Knows everything. From where to phone to find out about your social insurance claims to where to get the best plummers to where to buy the best camambert.

Can do anything. Work, cook, laugh, draw, love, hug, fix, console, arrange, decide, acquire, find out, tell.

Is always right. If my mom tells you to take your umbrella, you just know it's going to rain. It has to. It always does.

Is weak. Her heart rasps menacingly and her back seizes and grinds. Hr feet are often swollen and her eyes are often red.

Is all-powerful. No one defies my mother. No one ignores my mother. Not her children, not her husband, not her boss, not her in-laws, not her parents, not taxi drivers or sales bimbos or government droids. Everybody sits up and takes notice.

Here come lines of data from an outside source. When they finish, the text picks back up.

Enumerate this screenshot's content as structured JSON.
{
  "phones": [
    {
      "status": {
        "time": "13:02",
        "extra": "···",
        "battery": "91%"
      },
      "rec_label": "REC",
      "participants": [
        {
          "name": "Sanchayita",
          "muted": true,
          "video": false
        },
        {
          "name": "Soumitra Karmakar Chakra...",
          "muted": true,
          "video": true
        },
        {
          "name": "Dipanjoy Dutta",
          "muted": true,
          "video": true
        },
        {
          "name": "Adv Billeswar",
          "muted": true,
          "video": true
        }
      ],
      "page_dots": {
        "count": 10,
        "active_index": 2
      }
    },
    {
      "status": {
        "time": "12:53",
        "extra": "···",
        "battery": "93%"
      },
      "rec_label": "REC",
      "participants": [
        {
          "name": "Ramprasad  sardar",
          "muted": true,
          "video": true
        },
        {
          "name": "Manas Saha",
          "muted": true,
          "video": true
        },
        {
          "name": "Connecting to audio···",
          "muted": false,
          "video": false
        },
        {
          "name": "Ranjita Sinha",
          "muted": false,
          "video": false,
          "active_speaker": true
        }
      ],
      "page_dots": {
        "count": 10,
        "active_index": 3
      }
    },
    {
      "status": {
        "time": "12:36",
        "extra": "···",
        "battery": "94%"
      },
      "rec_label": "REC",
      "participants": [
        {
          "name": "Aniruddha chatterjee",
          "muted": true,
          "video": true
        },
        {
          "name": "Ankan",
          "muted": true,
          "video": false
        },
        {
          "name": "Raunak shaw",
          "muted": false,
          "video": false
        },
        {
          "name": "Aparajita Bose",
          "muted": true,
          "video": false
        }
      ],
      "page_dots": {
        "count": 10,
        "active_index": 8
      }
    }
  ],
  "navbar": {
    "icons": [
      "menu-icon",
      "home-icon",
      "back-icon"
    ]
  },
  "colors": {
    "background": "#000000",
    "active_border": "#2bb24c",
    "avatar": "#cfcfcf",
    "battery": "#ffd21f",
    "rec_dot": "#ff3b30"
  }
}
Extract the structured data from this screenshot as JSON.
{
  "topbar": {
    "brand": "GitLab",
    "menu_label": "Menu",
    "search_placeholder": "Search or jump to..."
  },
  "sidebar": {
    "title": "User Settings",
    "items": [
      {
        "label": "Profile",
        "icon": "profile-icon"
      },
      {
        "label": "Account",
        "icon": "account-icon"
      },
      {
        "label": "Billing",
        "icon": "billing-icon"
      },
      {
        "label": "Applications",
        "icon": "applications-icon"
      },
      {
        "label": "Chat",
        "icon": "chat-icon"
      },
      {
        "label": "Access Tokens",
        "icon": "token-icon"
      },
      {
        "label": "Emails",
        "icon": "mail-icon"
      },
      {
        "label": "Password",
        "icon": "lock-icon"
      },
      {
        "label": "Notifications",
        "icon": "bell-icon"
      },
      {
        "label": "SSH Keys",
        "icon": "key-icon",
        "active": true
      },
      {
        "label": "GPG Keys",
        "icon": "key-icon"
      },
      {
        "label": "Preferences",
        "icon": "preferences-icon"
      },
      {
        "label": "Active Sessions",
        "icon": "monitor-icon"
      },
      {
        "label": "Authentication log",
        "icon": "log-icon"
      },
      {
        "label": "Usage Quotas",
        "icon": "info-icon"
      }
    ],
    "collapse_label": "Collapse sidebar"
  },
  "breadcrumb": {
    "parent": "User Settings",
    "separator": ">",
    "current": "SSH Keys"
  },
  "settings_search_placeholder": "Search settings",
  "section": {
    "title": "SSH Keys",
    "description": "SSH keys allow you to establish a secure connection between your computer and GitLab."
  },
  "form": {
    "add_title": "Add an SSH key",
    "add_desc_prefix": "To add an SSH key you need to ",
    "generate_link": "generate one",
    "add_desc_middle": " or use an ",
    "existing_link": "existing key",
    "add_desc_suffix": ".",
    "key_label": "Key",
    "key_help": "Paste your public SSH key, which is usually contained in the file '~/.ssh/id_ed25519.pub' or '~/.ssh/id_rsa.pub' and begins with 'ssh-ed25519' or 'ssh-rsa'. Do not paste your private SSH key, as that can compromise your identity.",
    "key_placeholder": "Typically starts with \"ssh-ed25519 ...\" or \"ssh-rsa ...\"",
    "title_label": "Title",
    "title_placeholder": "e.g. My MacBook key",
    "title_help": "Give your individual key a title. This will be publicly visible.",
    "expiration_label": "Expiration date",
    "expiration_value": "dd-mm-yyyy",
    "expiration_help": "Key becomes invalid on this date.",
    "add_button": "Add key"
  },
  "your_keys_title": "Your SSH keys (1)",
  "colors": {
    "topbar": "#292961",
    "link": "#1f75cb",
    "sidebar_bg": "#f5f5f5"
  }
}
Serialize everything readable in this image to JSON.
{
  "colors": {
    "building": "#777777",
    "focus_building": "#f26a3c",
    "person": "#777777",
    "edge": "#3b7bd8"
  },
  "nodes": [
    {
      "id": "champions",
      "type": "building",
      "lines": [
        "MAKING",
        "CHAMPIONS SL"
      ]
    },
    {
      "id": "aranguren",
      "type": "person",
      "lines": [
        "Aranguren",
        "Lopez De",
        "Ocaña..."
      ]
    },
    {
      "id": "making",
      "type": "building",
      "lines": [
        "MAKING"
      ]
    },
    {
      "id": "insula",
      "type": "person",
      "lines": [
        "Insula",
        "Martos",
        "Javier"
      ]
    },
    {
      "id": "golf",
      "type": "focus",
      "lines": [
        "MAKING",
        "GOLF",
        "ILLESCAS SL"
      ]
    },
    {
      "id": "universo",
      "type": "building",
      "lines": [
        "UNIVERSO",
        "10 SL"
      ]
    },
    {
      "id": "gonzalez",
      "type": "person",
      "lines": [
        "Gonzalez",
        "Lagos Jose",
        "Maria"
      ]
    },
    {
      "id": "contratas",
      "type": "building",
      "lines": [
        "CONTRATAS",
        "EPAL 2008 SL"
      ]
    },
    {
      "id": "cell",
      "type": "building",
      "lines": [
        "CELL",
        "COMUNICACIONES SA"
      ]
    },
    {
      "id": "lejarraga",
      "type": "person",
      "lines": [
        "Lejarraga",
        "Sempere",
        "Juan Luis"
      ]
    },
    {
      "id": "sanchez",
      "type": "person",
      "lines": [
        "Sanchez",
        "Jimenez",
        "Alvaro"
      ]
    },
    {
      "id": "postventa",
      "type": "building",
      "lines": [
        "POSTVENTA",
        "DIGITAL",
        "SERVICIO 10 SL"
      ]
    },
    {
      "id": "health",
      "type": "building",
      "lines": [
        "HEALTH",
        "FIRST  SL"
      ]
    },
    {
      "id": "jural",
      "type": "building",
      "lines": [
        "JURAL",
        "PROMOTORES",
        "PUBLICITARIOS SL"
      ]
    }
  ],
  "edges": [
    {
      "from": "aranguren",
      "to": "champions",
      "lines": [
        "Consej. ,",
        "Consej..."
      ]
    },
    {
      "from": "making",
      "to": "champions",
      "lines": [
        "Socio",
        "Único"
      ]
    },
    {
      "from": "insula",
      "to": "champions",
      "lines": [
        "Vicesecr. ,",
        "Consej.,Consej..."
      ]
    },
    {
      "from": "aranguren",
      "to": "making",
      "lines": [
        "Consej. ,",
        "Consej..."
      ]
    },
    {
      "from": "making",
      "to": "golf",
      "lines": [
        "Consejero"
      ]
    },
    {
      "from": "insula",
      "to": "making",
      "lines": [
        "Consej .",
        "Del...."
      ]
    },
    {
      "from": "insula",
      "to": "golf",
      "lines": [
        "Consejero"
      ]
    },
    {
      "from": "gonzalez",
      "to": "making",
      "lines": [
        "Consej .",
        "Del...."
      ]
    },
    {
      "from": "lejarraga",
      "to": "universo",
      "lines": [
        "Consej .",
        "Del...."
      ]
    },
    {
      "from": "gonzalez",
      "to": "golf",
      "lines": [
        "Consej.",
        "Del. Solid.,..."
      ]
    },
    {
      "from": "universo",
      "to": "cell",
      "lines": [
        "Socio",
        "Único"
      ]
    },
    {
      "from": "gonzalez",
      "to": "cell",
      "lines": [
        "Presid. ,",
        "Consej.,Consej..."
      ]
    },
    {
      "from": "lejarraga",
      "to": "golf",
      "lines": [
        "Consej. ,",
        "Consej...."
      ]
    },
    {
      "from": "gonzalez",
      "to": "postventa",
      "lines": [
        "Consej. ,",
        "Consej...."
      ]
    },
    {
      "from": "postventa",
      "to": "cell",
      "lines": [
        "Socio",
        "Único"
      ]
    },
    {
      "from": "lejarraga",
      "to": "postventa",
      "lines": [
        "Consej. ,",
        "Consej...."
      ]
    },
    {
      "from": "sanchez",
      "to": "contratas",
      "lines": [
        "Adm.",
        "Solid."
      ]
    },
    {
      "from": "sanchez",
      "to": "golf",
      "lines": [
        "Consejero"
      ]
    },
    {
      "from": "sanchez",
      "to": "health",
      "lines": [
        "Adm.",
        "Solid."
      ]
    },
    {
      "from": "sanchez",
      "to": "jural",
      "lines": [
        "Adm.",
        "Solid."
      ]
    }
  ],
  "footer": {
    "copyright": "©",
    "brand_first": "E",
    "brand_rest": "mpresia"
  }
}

My mother is my world. She is my life. I would not have managed to stay alive as long as I have - alive in my body, alive in my mind - if it wasn't for the pure, solid, diamond-like certainty of her love and support.

My mother and I are joined by an imperceptible, invisible umbilical cord of the soul. We have the same thoughts at the same moments. We like the same things and think the same about people. We are a unit, a front, a circle that no one can break and no one can enter.

My mother will die before I do. And I don't want to live without her. There is nothing for me to live for if the better half of myself, my spirit, my courage, my strength are taken away. But she will. She is older than me and already not well and one day I will have my guts ripped out of me with a terrible, unimaginable monstrous pain and she will be gone forever.

And I am crying as I think about it, even now, sitting as I am at work, surrounded by people. I am crying because my mother is thousands of miles away from me and I am a wretched, undeserving, callous animal for doing something as idiotically cruel as not spend every breathing second of the rest of our time together with her, by her side, helping her, making sure she is happy, making sure she is whole.

I am forever halved. The half of me that wants its own life, its own loves and concerns, that yearns for independance and scope, is forever at war with the half of me that is my mother.